Biostatistics, Yale School of Public Health, Yale University, New Haven, CT 06510, United States.
Integrative Genomics, Princeton University, Princeton, NJ 08540, United States.
J Am Med Inform Assoc. 2024 Jun 20;31(7):1463-1470. doi: 10.1093/jamia/ocae097.
ModelDB (https://modeldb.science) is a discovery platform for computational neuroscience, containing over 1850 published model codes with standardized metadata. These codes were mainly supplied from unsolicited model author submissions, but this approach is inherently limited. For example, we estimate we have captured only around one-third of NEURON models, the most common type of models in ModelDB. To more completely characterize the state of computational neuroscience modeling work, we aim to identify works containing results derived from computational neuroscience approaches and their standardized associated metadata (eg, cell types, research topics).
Known computational neuroscience work from ModelDB and identified neuroscience work queried from PubMed were included in our study. After pre-screening with SPECTER2 (a free document embedding method), GPT-3.5, and GPT-4 were used to identify likely computational neuroscience work and relevant metadata.
SPECTER2, GPT-4, and GPT-3.5 demonstrated varied but high abilities in identification of computational neuroscience work. GPT-4 achieved 96.9% accuracy and GPT-3.5 improved from 54.2% to 85.5% through instruction-tuning and Chain of Thought. GPT-4 also showed high potential in identifying relevant metadata annotations.
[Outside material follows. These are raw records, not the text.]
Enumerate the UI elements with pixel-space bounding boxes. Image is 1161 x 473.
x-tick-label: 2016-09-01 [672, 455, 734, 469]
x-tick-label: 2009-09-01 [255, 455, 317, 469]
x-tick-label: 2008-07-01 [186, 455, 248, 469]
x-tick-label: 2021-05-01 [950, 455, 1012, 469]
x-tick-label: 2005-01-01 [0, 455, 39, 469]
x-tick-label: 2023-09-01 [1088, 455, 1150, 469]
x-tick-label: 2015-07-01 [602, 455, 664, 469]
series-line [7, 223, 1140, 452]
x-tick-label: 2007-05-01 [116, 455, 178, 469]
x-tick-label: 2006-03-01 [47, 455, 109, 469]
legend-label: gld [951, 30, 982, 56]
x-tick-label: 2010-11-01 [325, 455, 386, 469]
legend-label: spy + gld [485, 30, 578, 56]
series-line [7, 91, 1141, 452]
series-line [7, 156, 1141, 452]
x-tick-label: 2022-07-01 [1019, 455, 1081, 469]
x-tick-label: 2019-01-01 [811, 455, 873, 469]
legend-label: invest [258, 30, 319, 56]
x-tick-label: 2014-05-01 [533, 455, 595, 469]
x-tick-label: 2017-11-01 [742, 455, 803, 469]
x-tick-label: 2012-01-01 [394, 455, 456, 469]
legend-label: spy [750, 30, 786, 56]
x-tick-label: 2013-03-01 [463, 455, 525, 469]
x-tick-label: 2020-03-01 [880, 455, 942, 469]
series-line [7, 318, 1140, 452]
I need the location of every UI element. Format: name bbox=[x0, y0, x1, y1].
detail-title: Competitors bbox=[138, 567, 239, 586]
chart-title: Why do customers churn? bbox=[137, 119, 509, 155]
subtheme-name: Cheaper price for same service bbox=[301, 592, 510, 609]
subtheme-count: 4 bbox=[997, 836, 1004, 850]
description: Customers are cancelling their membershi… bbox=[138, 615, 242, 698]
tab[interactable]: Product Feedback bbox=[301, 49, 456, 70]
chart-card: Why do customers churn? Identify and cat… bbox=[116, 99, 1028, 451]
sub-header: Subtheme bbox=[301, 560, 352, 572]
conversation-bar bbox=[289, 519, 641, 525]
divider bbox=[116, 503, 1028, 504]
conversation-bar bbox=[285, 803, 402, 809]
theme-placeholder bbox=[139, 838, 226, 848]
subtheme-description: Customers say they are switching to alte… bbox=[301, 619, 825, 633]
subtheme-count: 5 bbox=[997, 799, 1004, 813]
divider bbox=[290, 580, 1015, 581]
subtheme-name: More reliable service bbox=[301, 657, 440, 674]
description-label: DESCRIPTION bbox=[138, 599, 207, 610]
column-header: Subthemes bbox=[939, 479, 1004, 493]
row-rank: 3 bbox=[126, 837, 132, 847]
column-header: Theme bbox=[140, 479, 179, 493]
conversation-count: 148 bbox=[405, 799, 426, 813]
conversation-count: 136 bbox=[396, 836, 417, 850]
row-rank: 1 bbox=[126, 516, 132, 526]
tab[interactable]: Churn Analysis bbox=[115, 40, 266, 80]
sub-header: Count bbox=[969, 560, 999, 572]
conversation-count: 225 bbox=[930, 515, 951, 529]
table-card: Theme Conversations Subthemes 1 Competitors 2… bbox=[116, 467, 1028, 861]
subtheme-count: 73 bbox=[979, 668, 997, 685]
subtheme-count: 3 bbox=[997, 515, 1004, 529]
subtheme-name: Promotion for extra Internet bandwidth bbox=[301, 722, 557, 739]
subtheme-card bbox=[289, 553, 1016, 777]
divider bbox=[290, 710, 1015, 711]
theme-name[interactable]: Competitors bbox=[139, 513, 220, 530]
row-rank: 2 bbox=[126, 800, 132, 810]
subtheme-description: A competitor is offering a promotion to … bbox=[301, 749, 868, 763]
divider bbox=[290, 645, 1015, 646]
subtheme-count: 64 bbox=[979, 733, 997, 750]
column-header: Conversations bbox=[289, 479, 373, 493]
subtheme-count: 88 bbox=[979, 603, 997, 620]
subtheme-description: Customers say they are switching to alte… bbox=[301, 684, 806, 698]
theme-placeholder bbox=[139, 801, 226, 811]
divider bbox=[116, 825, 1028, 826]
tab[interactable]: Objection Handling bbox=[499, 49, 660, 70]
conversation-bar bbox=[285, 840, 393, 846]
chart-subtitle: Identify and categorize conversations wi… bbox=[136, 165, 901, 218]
Accuracy in identification and extraction might further be improved by dealing with ambiguity of what are computational elements, including more information from papers (eg, Methods section), improving prompts, etc.
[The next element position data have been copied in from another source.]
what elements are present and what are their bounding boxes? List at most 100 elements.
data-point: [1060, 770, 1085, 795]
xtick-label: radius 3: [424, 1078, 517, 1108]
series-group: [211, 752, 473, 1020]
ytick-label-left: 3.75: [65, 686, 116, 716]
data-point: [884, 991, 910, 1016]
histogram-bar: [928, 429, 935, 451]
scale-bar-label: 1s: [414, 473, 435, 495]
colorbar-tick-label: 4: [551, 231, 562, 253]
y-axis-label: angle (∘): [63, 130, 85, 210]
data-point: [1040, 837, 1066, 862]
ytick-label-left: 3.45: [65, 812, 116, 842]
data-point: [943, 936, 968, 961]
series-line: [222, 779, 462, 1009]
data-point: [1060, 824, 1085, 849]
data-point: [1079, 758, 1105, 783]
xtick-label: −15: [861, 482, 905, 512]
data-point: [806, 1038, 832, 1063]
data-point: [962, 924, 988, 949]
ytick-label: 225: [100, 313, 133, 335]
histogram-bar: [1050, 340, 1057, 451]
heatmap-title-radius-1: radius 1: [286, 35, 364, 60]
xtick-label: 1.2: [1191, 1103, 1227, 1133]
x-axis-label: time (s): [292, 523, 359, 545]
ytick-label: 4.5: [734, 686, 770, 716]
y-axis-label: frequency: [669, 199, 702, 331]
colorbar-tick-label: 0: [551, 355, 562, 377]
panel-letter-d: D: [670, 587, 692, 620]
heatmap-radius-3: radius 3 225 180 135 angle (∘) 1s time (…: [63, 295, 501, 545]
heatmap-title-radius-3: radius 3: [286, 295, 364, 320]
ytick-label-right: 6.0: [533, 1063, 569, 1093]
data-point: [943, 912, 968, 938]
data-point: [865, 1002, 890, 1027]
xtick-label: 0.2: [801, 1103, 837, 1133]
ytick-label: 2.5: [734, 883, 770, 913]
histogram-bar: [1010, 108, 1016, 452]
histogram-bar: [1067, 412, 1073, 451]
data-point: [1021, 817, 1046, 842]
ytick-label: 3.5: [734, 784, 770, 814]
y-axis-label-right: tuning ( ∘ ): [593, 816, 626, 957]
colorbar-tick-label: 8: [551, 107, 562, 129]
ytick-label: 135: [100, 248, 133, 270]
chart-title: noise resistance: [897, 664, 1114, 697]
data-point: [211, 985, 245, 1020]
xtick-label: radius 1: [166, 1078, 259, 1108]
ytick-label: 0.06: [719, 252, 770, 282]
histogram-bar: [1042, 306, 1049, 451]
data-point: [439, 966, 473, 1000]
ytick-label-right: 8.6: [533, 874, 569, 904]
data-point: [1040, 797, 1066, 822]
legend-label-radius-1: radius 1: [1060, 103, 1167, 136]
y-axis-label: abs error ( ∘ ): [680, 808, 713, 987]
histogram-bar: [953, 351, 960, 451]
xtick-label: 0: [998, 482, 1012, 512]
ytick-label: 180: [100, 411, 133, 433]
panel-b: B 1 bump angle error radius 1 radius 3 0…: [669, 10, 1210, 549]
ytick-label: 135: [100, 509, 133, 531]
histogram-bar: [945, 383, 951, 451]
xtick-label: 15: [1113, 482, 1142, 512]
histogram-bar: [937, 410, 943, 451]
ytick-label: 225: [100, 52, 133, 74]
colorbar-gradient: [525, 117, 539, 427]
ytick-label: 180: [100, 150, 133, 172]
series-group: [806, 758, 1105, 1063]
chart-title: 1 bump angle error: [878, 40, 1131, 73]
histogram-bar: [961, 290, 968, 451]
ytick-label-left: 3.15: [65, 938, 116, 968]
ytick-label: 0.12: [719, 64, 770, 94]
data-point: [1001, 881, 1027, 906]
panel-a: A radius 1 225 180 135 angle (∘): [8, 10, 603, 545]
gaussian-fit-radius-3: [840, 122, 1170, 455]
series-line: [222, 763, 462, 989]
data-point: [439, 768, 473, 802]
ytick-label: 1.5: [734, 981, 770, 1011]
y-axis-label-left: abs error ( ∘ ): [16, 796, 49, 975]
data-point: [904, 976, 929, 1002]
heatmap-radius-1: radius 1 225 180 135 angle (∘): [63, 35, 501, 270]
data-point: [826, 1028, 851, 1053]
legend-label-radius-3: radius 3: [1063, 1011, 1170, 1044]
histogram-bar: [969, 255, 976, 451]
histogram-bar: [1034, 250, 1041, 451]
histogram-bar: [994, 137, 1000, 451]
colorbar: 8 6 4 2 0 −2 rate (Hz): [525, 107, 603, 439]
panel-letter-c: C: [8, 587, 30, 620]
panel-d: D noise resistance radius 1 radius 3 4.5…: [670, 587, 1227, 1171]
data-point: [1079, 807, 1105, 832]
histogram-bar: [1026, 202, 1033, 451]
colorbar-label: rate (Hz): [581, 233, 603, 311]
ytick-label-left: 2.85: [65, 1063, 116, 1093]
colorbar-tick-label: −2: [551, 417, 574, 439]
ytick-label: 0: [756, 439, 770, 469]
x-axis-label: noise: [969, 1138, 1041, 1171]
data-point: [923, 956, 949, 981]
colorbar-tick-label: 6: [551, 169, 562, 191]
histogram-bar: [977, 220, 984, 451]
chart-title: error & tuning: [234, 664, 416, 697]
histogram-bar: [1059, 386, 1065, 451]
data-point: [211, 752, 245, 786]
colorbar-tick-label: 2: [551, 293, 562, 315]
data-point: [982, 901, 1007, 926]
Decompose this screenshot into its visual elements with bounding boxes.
Natural language processing and large language model techniques can be added to ModelDB to facilitate further model discovery, and will contribute to a more standardized and comprehensive framework for establishing domain-specific resources.
ModelDB(https://modeldb.science)是一个计算神经科学的发现平台,包含超过 1850 个发布的模型代码,具有标准化的元数据。这些代码主要是由未经请求的模型作者提交的,但这种方法本质上是有限的。例如,我们估计只捕获了大约三分之一的 ModelDB 中的 NEURON 模型,这是 ModelDB 中最常见的模型类型。为了更全面地描述计算神经科学建模工作的状态,我们旨在确定包含计算神经科学方法及其标准化相关元数据(例如细胞类型、研究主题)的结果的工作。
我们的研究包括来自 ModelDB 的已知计算神经科学工作和从 PubMed 查询到的已识别神经科学工作。在使用 SPECTER2(一种免费的文档嵌入方法)进行预筛选后,GPT-3.5 和 GPT-4 用于识别可能的计算神经科学工作和相关元数据。
SPECTER2、GPT-4 和 GPT-3.5 在识别计算神经科学工作方面表现出不同但很高的能力。GPT-4 的准确率达到 96.9%,而 GPT-3.5 通过指令调整和思维链从 54.2%提高到 85.5%。GPT-4 在识别相关元数据注释方面也显示出很高的潜力。
通过处理什么是计算元素的歧义,包括从论文中获取更多信息(例如方法部分)、改进提示等,可以进一步提高识别和提取的准确性。
自然语言处理和大型语言模型技术可以添加到 ModelDB 中,以促进进一步的模型发现,并为建立特定于领域的资源提供更标准化和全面的框架做出贡献。